Ce petit volume, offert par un des honorables invités, se fait apprécier par une remarquable entente de ces questions. En présentant cet écrit, M. le secrétaire perpétuel ne peut s'empêcher de constater qu'il y a (qu'il y a eu même sous la dynastie des Bourbons) en Sicile, pays de deux millions d'habitants, trois chaires d'économie politique : à Catane, à Palerme, à Messine. A ce compte, il devrait y en avoir cinquantequatre en France au lieu de deux !

A ce sujet, il appelle l'attention de la réunion sur le remarquable rapport que M. le ministre de l'instruction publique vient d'adresser à l'Empereur, en lui proposant la nomination d'une commission chargée d'étudier toutes les questions qui se rattachent à la réorganisation de l'enseignement commercial et industriel dans les établissements d'instruction publique. Il espère qu'un des vœux persévérants de la société va enfin être exaucé et que, d'une manière ou d'autre, l'enseignement de l'économie politique va combler une déplorable lacune dans le programine des études universitaires. Il est d'autant plus fondé à formuler cet espoir, qu'il voit dans la liste des membres de la commission plusieurs bons esprits et notamment des membres de la Société, M. Levasseur, professeur au collége Napoléon, auteur de l'Histoire des classes ouvrières, etc., et M. Marguerin, directeur de l'école municipale Turgot.

M. WOLOWSKI ajoute qu'il croit pouvoir dire que les premières discussions de la commission ont été très-favorables à l'enseignement de l'économie politique, et que le savant président de la commission, M. Dumas, membre de l'Académie des sciences, s'est positivement prononcé pour l'utilité de cet enseignement.

M. LE SECRÉTAIRE PERPÉTUEL annonce ensuite, d'après la communication que lui fait M. Guillaumin, d'une lettre de M. Vladimir Jakschitsch, chef de section au ministère des finances de Serbie, que le gouvernement de ce pays a tout récemment décidé la création d'un bureau de statistique au ministère des finances.

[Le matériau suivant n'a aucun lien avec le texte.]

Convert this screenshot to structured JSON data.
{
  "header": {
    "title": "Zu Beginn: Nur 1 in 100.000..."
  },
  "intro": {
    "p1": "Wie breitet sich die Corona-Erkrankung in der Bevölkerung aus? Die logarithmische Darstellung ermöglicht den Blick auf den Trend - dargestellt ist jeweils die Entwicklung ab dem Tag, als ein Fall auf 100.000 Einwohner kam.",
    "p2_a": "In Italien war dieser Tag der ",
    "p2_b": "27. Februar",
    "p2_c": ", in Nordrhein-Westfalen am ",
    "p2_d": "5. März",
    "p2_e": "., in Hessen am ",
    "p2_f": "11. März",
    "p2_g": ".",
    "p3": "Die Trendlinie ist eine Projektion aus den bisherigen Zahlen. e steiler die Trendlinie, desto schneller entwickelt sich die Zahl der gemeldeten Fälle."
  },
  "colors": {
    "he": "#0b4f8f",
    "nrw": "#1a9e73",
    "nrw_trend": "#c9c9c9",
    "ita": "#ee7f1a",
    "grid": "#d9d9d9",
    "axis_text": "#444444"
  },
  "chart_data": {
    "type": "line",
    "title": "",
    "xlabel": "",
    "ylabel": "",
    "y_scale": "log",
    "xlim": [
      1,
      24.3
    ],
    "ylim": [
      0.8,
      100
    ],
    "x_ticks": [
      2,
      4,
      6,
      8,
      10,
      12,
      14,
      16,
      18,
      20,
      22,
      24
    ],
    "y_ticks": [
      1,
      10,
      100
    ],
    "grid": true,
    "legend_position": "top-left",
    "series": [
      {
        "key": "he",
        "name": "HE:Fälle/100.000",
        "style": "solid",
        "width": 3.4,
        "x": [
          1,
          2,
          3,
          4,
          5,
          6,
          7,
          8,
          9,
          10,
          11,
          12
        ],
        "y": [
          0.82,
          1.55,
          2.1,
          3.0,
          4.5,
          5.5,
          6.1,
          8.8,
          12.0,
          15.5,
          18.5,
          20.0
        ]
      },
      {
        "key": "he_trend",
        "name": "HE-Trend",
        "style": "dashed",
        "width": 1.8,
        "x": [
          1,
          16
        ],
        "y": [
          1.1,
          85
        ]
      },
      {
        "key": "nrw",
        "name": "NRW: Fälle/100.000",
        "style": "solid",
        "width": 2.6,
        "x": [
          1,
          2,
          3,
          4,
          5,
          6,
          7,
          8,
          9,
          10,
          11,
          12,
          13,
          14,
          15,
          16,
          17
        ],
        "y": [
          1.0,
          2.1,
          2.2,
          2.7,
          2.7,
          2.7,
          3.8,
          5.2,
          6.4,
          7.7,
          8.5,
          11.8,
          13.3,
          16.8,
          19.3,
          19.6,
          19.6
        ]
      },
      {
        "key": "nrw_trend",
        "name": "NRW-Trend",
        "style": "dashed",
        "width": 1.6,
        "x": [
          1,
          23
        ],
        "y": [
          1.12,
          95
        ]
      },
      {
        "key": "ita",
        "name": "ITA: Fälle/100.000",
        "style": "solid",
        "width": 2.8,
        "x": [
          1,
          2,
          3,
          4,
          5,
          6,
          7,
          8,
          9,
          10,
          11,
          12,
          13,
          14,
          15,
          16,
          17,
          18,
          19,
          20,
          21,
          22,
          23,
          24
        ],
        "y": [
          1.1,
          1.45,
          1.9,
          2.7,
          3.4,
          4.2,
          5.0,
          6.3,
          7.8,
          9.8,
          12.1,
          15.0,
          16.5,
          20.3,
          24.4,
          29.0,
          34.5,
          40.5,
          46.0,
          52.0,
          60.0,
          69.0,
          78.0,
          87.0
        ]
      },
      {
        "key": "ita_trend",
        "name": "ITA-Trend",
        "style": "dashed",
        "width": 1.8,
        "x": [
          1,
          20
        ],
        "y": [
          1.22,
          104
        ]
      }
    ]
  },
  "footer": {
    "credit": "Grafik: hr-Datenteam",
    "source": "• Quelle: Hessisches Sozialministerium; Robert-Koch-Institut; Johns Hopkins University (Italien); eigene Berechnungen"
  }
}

C'est là une mesure de bonne administration, qui sera profitable à cet intéressant pays en particulier et à la science en général. Les peuples d'Orient ont besoin de se connaître et de se faire connaître.

Après ces diverses communications de M. le secrétaire perpétuel, M. L. WOLOWSKI, membre de l'Institut, un des vice-présidents de classe du jury de l'exposition universelle à Londres, est invité à donner quelques renseignements sur cette exposition.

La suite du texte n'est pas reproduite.